Last to enter from the rehearsal room is actor-director Roger Rees, who took home a Tony almost 20 years ago for his Broadway debut in Nicholas Nickleby. Although Rees has never worked with Sir Derek before, Murray
starred in Rees’ New York directorial debut (Mud, River, Stone at Playwrights Horizons). Rees knew Laura Linney (Yelena) through friends, and Rita Gam (Maria Vasilyevna) threw him a welcome party when he first came with Nickleby. Today, sporting a vaguely Stalinesque mustache for his role of Dr. Astrov, Rees makes a curiously contemporary fashion statement by mirroring the latest facial hair fad (think Sean Penn and Jack Nicholson). Clad in traditional rehearsal jeans and carrying a large take-out container of carrot juice, he’s relaxed and ready to chat.
With Vanya, Rees becomes the first person to direct (Shaw’s Arms and the Man) and then immediately co-star at the Roundabout during the same season. That kind of thing does happen all the time Off-Broadway, in regional theater, and in England, so Rees finds nothing unusual about it. “I acted and directed quite a bit in Bristol [he was the associate artistic director of the Bristol Old Vic, 1984-86]. And, last summer at Williamstown, I directed The Taming of the Shrew and played Petruchio opposite Bebe Neuwirth,” he notes. “I think it’s just a continuation of that old Victorian concept of the actor/manager.”

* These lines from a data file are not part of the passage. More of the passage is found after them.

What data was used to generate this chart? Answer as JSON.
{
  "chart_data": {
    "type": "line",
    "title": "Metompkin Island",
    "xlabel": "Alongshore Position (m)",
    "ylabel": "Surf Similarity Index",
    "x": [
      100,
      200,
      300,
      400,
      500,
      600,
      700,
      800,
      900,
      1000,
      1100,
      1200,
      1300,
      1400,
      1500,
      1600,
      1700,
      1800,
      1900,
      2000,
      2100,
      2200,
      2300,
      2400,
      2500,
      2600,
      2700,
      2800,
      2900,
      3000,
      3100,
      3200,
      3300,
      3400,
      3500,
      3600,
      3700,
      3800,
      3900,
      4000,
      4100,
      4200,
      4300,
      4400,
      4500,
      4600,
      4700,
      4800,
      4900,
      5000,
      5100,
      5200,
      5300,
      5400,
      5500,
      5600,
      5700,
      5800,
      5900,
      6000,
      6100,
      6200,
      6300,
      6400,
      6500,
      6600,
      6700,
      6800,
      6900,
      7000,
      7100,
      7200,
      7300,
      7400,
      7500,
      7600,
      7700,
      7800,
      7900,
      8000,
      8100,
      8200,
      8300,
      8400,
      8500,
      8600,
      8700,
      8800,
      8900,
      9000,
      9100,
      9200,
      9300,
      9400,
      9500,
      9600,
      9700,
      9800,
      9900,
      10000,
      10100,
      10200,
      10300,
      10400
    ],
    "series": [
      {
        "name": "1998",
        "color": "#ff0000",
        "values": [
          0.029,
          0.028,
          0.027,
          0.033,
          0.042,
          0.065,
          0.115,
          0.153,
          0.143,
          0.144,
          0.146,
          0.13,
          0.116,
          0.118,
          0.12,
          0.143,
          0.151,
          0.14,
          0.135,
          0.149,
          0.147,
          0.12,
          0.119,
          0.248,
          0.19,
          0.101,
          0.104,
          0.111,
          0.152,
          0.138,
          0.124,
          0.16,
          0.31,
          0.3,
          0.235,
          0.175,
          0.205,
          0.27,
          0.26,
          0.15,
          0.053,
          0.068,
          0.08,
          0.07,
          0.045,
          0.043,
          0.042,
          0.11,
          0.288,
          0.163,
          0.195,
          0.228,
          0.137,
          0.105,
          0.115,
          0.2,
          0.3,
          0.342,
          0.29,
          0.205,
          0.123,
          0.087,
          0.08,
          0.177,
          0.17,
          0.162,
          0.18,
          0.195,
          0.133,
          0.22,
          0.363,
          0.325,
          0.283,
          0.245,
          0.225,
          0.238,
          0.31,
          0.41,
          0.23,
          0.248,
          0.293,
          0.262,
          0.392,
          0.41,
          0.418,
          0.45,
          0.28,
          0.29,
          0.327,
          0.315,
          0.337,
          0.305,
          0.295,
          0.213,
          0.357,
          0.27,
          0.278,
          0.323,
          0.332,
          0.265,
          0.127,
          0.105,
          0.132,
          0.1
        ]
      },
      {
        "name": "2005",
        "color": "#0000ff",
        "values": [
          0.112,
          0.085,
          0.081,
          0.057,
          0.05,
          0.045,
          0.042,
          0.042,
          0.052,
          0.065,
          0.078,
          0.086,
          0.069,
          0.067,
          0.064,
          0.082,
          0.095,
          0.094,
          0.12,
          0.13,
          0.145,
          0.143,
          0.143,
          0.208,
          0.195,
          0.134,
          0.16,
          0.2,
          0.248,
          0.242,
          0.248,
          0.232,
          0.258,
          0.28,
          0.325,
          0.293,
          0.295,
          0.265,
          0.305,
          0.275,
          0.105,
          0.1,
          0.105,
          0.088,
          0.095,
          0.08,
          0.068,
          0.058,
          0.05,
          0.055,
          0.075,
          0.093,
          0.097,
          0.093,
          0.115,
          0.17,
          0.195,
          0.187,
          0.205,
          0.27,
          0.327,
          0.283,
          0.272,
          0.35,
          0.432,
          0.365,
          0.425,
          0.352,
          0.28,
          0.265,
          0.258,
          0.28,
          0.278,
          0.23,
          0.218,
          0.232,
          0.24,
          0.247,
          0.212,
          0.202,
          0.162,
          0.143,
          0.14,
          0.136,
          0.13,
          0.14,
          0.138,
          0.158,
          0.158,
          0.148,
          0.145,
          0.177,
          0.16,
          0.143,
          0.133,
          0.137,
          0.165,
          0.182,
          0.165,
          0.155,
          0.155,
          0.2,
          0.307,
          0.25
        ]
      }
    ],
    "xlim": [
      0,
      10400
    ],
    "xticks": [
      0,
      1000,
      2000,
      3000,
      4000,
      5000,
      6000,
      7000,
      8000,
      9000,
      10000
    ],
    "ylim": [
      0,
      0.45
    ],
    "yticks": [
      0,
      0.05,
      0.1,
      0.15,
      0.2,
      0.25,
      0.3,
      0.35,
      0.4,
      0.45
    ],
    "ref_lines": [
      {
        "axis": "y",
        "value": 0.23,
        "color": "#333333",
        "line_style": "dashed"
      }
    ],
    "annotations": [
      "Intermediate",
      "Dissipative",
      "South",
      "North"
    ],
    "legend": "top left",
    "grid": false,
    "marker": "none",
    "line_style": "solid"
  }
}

Rees attended art school in lieu of university. “Then my father died, and I began painting scenery at Wimbledon Rep,” he relates. “It was within the sound of the tennis courts and it was run by Arthur Lane, one of the last of those great, old actor-managers. At some point, they needed an actor–and there I was.” He doesn’t like to discuss his preparation for a character, perhaps because he didn’t train formally. When asked for his take on Astrov, he replies, “He’s a doctor in Russia in 1900 who plants trees. We’re doing this play, so I’ll just be doing what Astrov does. I know some actors will say, ‘Oh, he’s dying of cancer,’ or something like that. But I really don’t think that way. I just learn the lines and I don’t think much about what happens in the wings.

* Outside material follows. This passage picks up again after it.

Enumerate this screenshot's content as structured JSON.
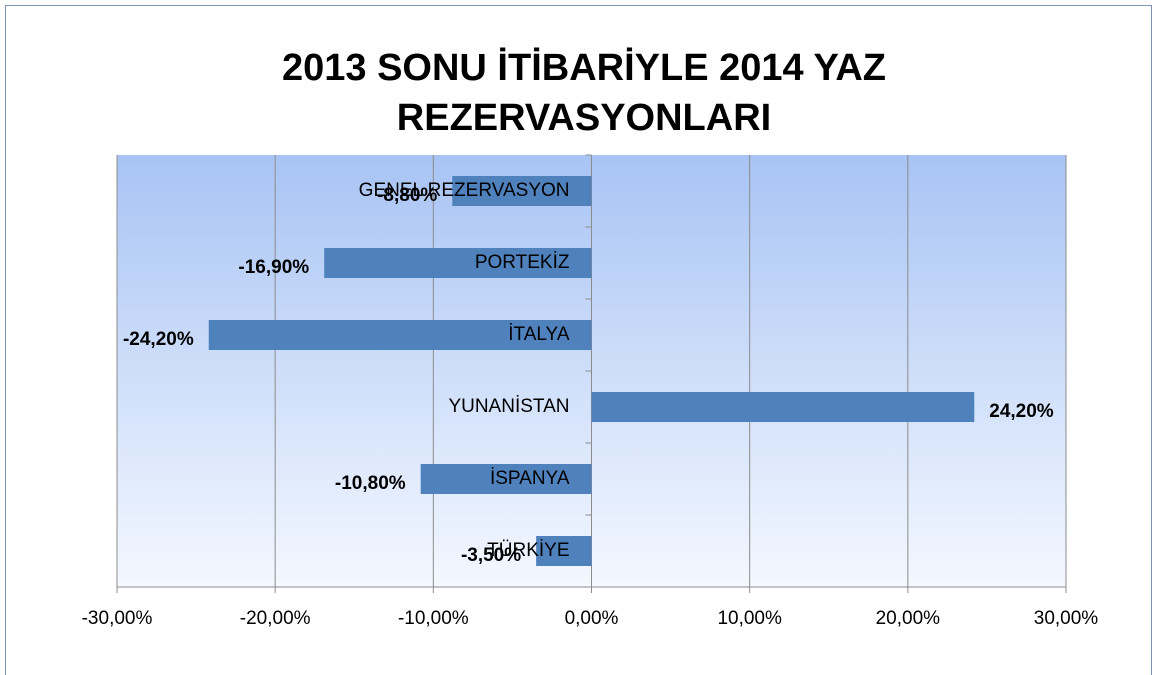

“For me, theater’s a bit like a soccer game,” Rees continues. “There are 22 people on the pitch [the playing field], and the permutations are infinite. I mean, by definition, if you’re playing Hamlet, you’re known by the cuts you make. Well, on stage [in Uncle Vanya], it’ll be me playing these lines. Michael’s a wonderful director. And rehearsal is, after all, when you find out what the play is about and who your character is. Of course, Vanya has only three weeks of rehearsal, which is rather short for Chekhov. I’ve done The Cherry Orchard and Three Sisters before, but I’ve never even seen Vanya.